Posée de la sorte, cette question semble farfelue. Mais pas le moins du monde.
Certains membres du Hirak de l’étranger intimident les électeurs qui « osent » se présenter dans les consulats ou dans les bureaux de vote en les traitant de « traitres » ou de « cachiristes » (partisans de l’ancien système). Selon eux, voter est synonyme de trahison à la pureté du Hirak qui veut instaurer une réelle démocratie dans le pays. Ainsi, tous ceux qui n’adhèrent pas à leur vision des choses sont automatiquement des collaborateurs de la « 3issaba » (bande mafieuse). Cette conception étriquée et totalitaire de la démocratie est malheureusement en complète opposition avec les valeurs prônées par ce mouvement de révolte initialement inclusif et rassembleur qui a vu le jour le 22 février 2019.
Le Hirak pacifique serait-il en train de muer lentement en un Hirak belliqueux? La « révolution du sourire » se métamorphose-t-elle en « révolution du rictus »?
Supposons un instant que cette action d’empêchement ou d’interdiction de vote réussisse à merveille et que le taux de participation frise le zéro, quelles leçons le Hirak pourra-t-il en tirer? Qu’il est très fort et très bien organisé? Qu’il est facile de faire peur aux honnêtes citoyens qui ont une idée différente? Que l’intimidation et les invectives sont des outils de choix pour instaurer la démocratie en Algérie?
Mais jamais quelqu’un ne pourra prétendre que le taux de participation ainsi obtenu est réel.
Mais d’où vient donc cette idée biscornue que « ne pas aller voter est un acte démocratique »? Émane-t-elle réellement des « stratèges » du Hirak qui veulent imposer une transition au lieu d’une élection?
Le 26 novembre 2019, c’est-à-dire à peine deux semaines avant l’échéance électorale, le professeur Robert Zaretsky écrivait dans la célèbre revue Foreign Affairs un article sur l’Algérie au titre très (très) clair: « An Election’s Failure Will Be a Democratic Success » (L'échec de l’élection sera un succès démocratique) [1].
Pour information, cette revue est publiée par le CFR (Council on Foreign Relations) un des think tanks les plus importants des États-Unis, spécialisé dans la politique étrangère et les affaires internationales. Fondé en 1921, le CFR a compté parmi ses membres des politiciens de premier plan comme Henry Kissinger, Madeleine Albright ou Colin Powell (en tout une douzaine de Ministres des Affaires étrangères), ainsi que des directeurs de la CIA, des banquiers, des juristes, des journalistes et des professeurs.

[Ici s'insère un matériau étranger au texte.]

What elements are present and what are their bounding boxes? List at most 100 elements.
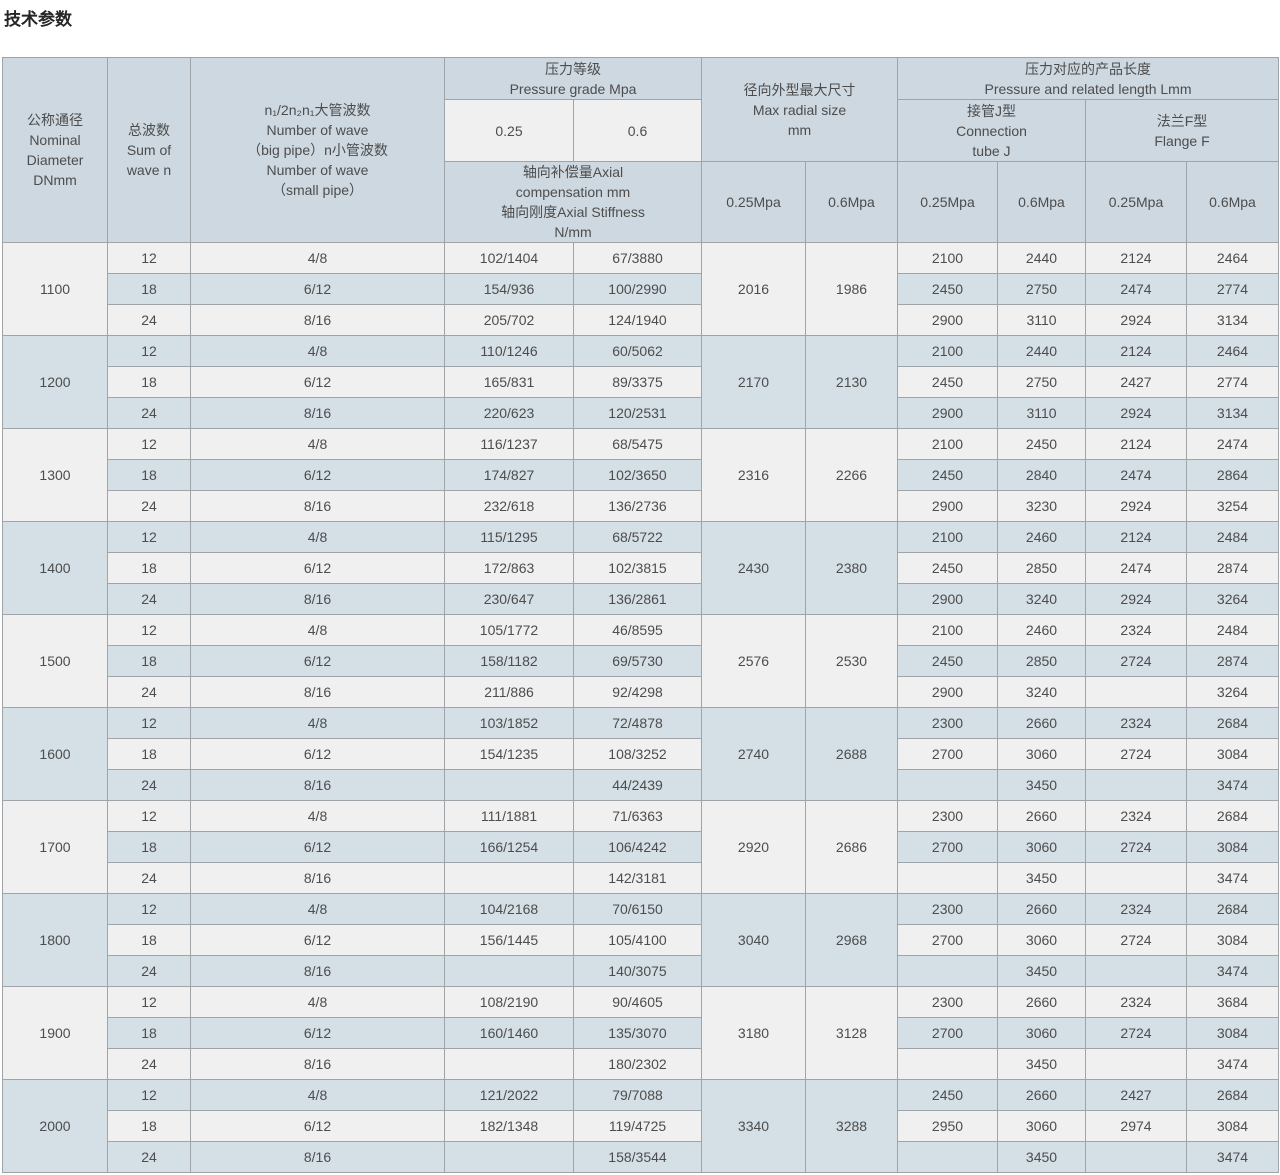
j-06-cell: 2660 — [997, 893, 1086, 925]
j-025-cell: 2900 — [897, 583, 998, 615]
header-max-radial-size: 径向外型最大尺寸 Max radial size mm — [701, 57, 898, 162]
table-row: 2000 12 4/8 121/2022 79/7088 3340 3288 2450 2660… — [2, 1079, 1279, 1173]
f-06-cell: 3264 — [1186, 676, 1279, 708]
f-025-cell: 2324 — [1085, 800, 1187, 832]
axial-025-cell — [444, 862, 574, 894]
radial-025-cell: 2016 — [701, 242, 806, 336]
j-025-cell: 2300 — [897, 893, 998, 925]
j-025-cell: 2700 — [897, 924, 998, 956]
j-025-cell: 2300 — [897, 800, 998, 832]
pipe-wave-cell: 8/16 — [190, 955, 445, 987]
axial-06-cell: 67/3880 — [573, 242, 702, 274]
j-06-cell: 2460 — [997, 614, 1086, 646]
j-06-cell: 3110 — [997, 397, 1086, 429]
radial-025-cell: 3340 — [701, 1079, 806, 1173]
j-025-cell: 2100 — [897, 335, 998, 367]
axial-025-cell: 102/1404 — [444, 242, 574, 274]
j-06-cell: 2660 — [997, 986, 1086, 1018]
sum-wave-cell: 24 — [107, 1048, 191, 1080]
j-025-cell — [897, 1141, 998, 1173]
axial-025-cell: 232/618 — [444, 490, 574, 522]
radial-025-cell: 3180 — [701, 986, 806, 1080]
axial-025-cell — [444, 1048, 574, 1080]
f-06-cell: 3474 — [1186, 955, 1279, 987]
f-06-cell: 2864 — [1186, 459, 1279, 491]
table-row: 18 6/12 166/1254 106/4242 2700 3060 2724 3084 — [3, 831, 1279, 863]
f-025-cell: 2124 — [1085, 428, 1187, 460]
header-grade-06: 0.6 — [573, 99, 702, 162]
pipe-wave-cell: 6/12 — [190, 366, 445, 398]
f-06-cell: 2874 — [1186, 552, 1279, 584]
j-06-cell: 3450 — [997, 955, 1086, 987]
sum-wave-cell: 12 — [107, 800, 191, 832]
f-025-cell — [1085, 1141, 1187, 1173]
axial-025-cell: 116/1237 — [444, 428, 574, 460]
f-025-cell: 2924 — [1085, 397, 1187, 429]
header-nominal-diameter: 公称通径 Nominal Diameter DNmm — [2, 57, 108, 243]
f-06-cell: 3254 — [1186, 490, 1279, 522]
header-pressure-length: 压力对应的产品长度 Pressure and related length Lm… — [897, 57, 1279, 100]
axial-06-cell: 108/3252 — [573, 738, 702, 770]
j-06-cell: 2840 — [997, 459, 1086, 491]
sum-wave-cell: 12 — [107, 428, 191, 460]
table-row: 18 6/12 160/1460 135/3070 2700 3060 2724 3084 — [3, 1017, 1279, 1049]
sum-wave-cell: 12 — [107, 335, 191, 367]
axial-025-cell — [444, 955, 574, 987]
table-row: 24 8/16 232/618 136/2736 2900 3230 2924 3254 — [3, 490, 1279, 522]
sum-wave-cell: 24 — [107, 1141, 191, 1173]
pipe-wave-cell: 8/16 — [190, 676, 445, 708]
axial-06-cell: 70/6150 — [573, 893, 702, 925]
sum-wave-cell: 18 — [107, 1110, 191, 1142]
j-06-cell: 2850 — [997, 645, 1086, 677]
axial-06-cell: 69/5730 — [573, 645, 702, 677]
sum-wave-cell: 18 — [107, 738, 191, 770]
axial-06-cell: 140/3075 — [573, 955, 702, 987]
f-06-cell: 3084 — [1186, 924, 1279, 956]
table-row: 18 6/12 154/1235 108/3252 2700 3060 2724 3084 — [3, 738, 1279, 770]
header-sum-of-wave: 总波数 Sum of wave n — [107, 57, 191, 243]
f-06-cell: 2684 — [1186, 893, 1279, 925]
f-025-cell: 2427 — [1085, 1079, 1187, 1111]
axial-06-cell: 124/1940 — [573, 304, 702, 336]
j-06-cell: 3060 — [997, 924, 1086, 956]
j-06-cell: 2750 — [997, 366, 1086, 398]
axial-025-cell: 205/702 — [444, 304, 574, 336]
axial-025-cell: 158/1182 — [444, 645, 574, 677]
f-06-cell: 3084 — [1186, 1110, 1279, 1142]
axial-06-cell: 180/2302 — [573, 1048, 702, 1080]
axial-06-cell: 135/3070 — [573, 1017, 702, 1049]
header-row-1: 公称通径 Nominal Diameter DNmm 总波数 Sum of wa… — [2, 57, 1279, 243]
radial-025-cell: 2430 — [701, 521, 806, 615]
dn-cell: 1700 — [2, 800, 108, 894]
page-title: 技术参数 — [4, 10, 72, 29]
j-06-cell: 3240 — [997, 676, 1086, 708]
j-06-cell: 2750 — [997, 273, 1086, 305]
pipe-wave-cell: 6/12 — [190, 1017, 445, 1049]
header-grade-025: 0.25 — [444, 99, 574, 162]
f-025-cell — [1085, 676, 1187, 708]
j-025-cell: 2100 — [897, 614, 998, 646]
j-025-cell: 2900 — [897, 304, 998, 336]
radial-06-cell: 2266 — [805, 428, 898, 522]
header-wave-numbers: n₁/2n₂n₁大管波数 Number of wave （big pipe）n小… — [190, 57, 445, 243]
axial-025-cell: 108/2190 — [444, 986, 574, 1018]
dn-cell: 1100 — [2, 242, 108, 336]
j-06-cell: 2660 — [997, 707, 1086, 739]
pipe-wave-cell: 4/8 — [190, 1079, 445, 1111]
j-025-cell: 2900 — [897, 676, 998, 708]
pipe-wave-cell: 8/16 — [190, 862, 445, 894]
axial-06-cell: 44/2439 — [573, 769, 702, 801]
header-radial-025mpa: 0.25Mpa — [701, 161, 806, 243]
table-row: 1400 12 4/8 115/1295 68/5722 2430 2380 2100 2460… — [2, 521, 1279, 615]
f-06-cell: 2774 — [1186, 366, 1279, 398]
sum-wave-cell: 24 — [107, 676, 191, 708]
sum-wave-cell: 24 — [107, 862, 191, 894]
axial-06-cell: 68/5475 — [573, 428, 702, 460]
dn-cell: 1600 — [2, 707, 108, 801]
table-row: 18 6/12 154/936 100/2990 2450 2750 2474 2774 — [3, 273, 1279, 305]
pipe-wave-cell: 8/16 — [190, 304, 445, 336]
f-06-cell: 3474 — [1186, 1141, 1279, 1173]
j-06-cell: 2660 — [997, 800, 1086, 832]
f-025-cell: 2124 — [1085, 521, 1187, 553]
f-025-cell: 2724 — [1085, 738, 1187, 770]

C’est pour cette raison que Foreign Affairs est considéré comme un des magazines américains les plus influents en politique étrangère. Parmi ses illustres contributeurs, on peut mentionner, à titre d’exemple, Samuel P. Huntington, Hillary Clinton, Donald H. Rumsfeld, Francis Fukuyama, David Petraeus, Zbigniew Brzezinski, John J. Mearsheimer, etc.
Revenons à l’article de Robert Zaretsky, professeur d’Histoire française moderne à l’Université de Houston. On peut y lire :
« L'échec de cette élection marquera, paradoxalement, le succès des aspirations démocratiques du pays, telles qu'elles s'expriment à travers un phénomène qui domine le paysage politique algérien depuis fin février: le Hirak. »
Alors que l’Algérie toute entière s’est offusquée de la résolution du Parlement européen, cet article représente une ingérence bien plus dangereuse et insidieuse que celle introduite par l’eurodéputé Raphaël Glucksmann, le « consultant en révolution », conseiller spécial des révolutionnaires colorés géorgiens et ukrainiens.
Les stratèges printanistes du Hirak ont-ils avancé l’idée d’intimider les électeurs pour faire échouer les élections afin de garantir « le succès des aspirations démocratiques du Hirak » en « s’inspirant » de l’article du Foreign Affairs?
Ou est-ce juste une banale coïncidence? Comme celle des fleurs distribuées aux forces de l’ordre? Ou celle du balayage des rues empruntées par les manifestants? Ou peut-être celle du simulacre de funérailles?